Adult Mom's 'Driver' Is a Coming-of-Age Indie-Pop Masterpiece

Singer-songwriter Stevie Knipe has been making music for close to a decade, since they were a college student in upstate New York recording in a dorm room. But Knipe (who uses they/their pronouns) has really taken a leap forward in terms of both sonics and songcraft with the excellent Driver. While previous Adult Mom albums had a spare, bedroom-recording feel, Driver is more of a band album, with bright production and songs that carefully and vividly map out an early-twenties travelogue full of crisis, memory, hope, and the kind of intense moments that feel almost debilitatingly hard-hitting at that age — even if you’re just starting to become wise enough to know they’re ephemeral. 

That mood gives Knipe’s writing and singing a kind of transitory gravity, as the album flows from the lovely country textures of “Passenger” to the bursting guitars and drum muscle of “Wisconsin,” to the sharp jangle and piano counterpoint of “Berlin,” to the stunning, fragile acoustic luster of “Regret It.” Knipe is phenomenal with first lines (“Dancing” begins, “I’m dancing to the song I crashed my car to”), and they can draw maximum sensory impact out of something as specific as knees brushing together in your parents’ basement or as universal and well-worn as a first kiss. 

Refreshingly, Driver never feels overwhelmed by its drama or emotional peril. Knipe delivers potentially uncomfortable lines like “The only thing that I’ve this month is drink beer and masturbate and ignore phone calls from you” with an ease and casual honestly that helps takes the sting out of them.

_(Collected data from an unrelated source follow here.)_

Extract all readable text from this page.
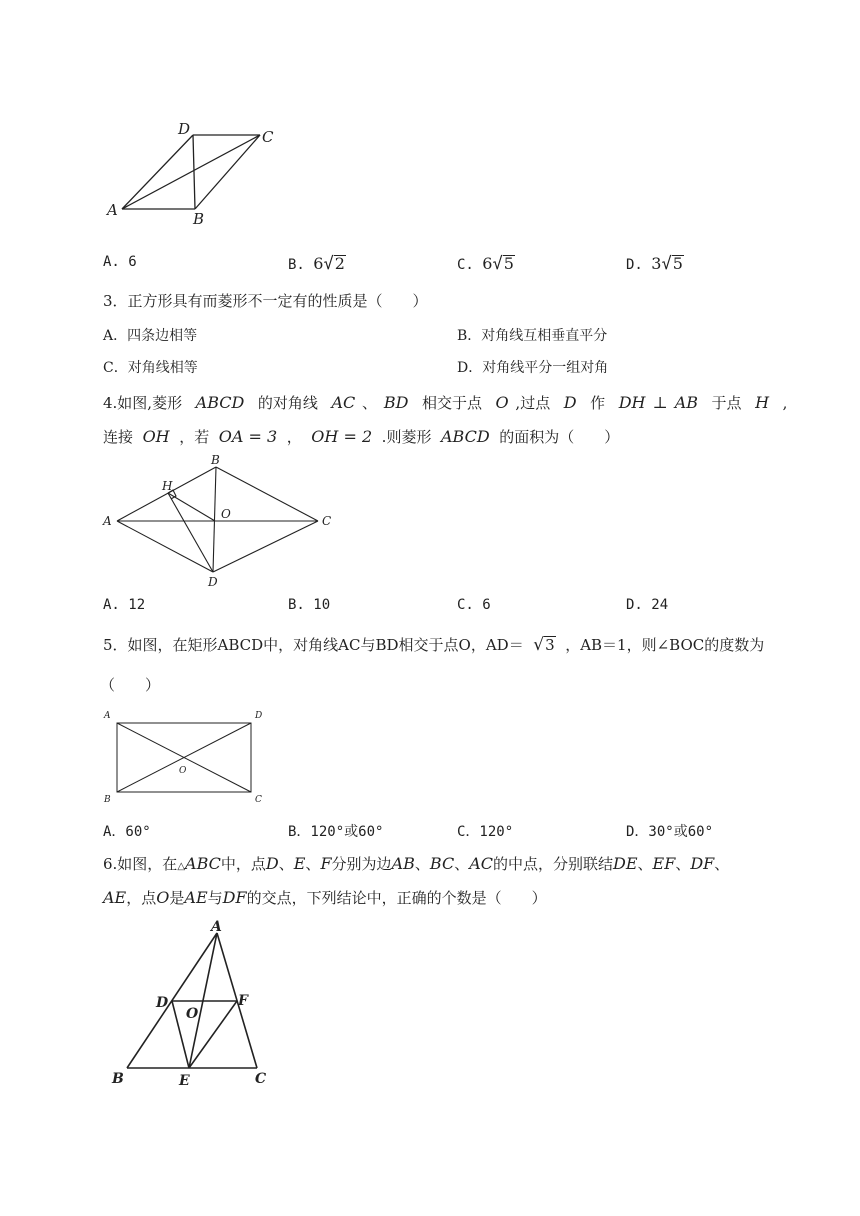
A	B
C
D
A. 6	B. 6√2	C. 6√5	D. 3√5
3．正方形具有而菱形不一定有的性质是（　　）
A．四条边相等	B．对角线互相垂直平分
C．对角线相等	D．对角线平分一组对角
4.如图,菱形 ABCD 的对角线 AC 、 BD 相交于点 O ,过点 D 作 DH ⊥ AB 于点 H ,
连接 OH ，若 OA = 3 ， OH = 2 .则菱形 ABCD 的面积为（　　）
A
B
C
D
H
O
A. 12	B. 10	C. 6	D. 24
5．如图，在矩形ABCD中，对角线AC与BD相交于点O，AD＝ √3 ，AB＝1，则∠BOC的度数为
（　　）
A
B	C
D
O
A．60°	B．120°或60°	C．120°	D．30°或60°
6.如图，在△ABC中，点D、E、F分别为边AB、BC、AC的中点，分别联结DE、EF、DF、
AE，点O是AE与DF的交点，下列结论中，正确的个数是（　　）
A
B	C
D
E
F
O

Even when things are not looking super-encouraging life-wise, there’s always a sense that even the darkest moments can’t break Knipe’s resolve — check the way the fragilely ascending rocker “Adam” goes from “I think about making lists of how I’m shit” to “At least I’m not afraid anymore/And I’m dancing in the light,” in the space of a single verse. 

Knipe’s singing shifts from conversational to soaring, pensive to heroic, with a leap of anticipation in their voice that can bring to mind Michael Stipe or Buddy Holly. On “Breathing,” Knipe’s “only communication” is an “overdue hospital bill,” but that grim admission soon opens up into an absolutely lovely dream-pop swirl that evokes Cranberries or the Sundays at their most elevatingly lush. At 10 compact, differently beautiful songs, Driver is the work of an artist entering the springtime of their brilliance, as good as singer-songwriter indie-rock can get. It’s the kind of record you can’t but feel lucky to live in.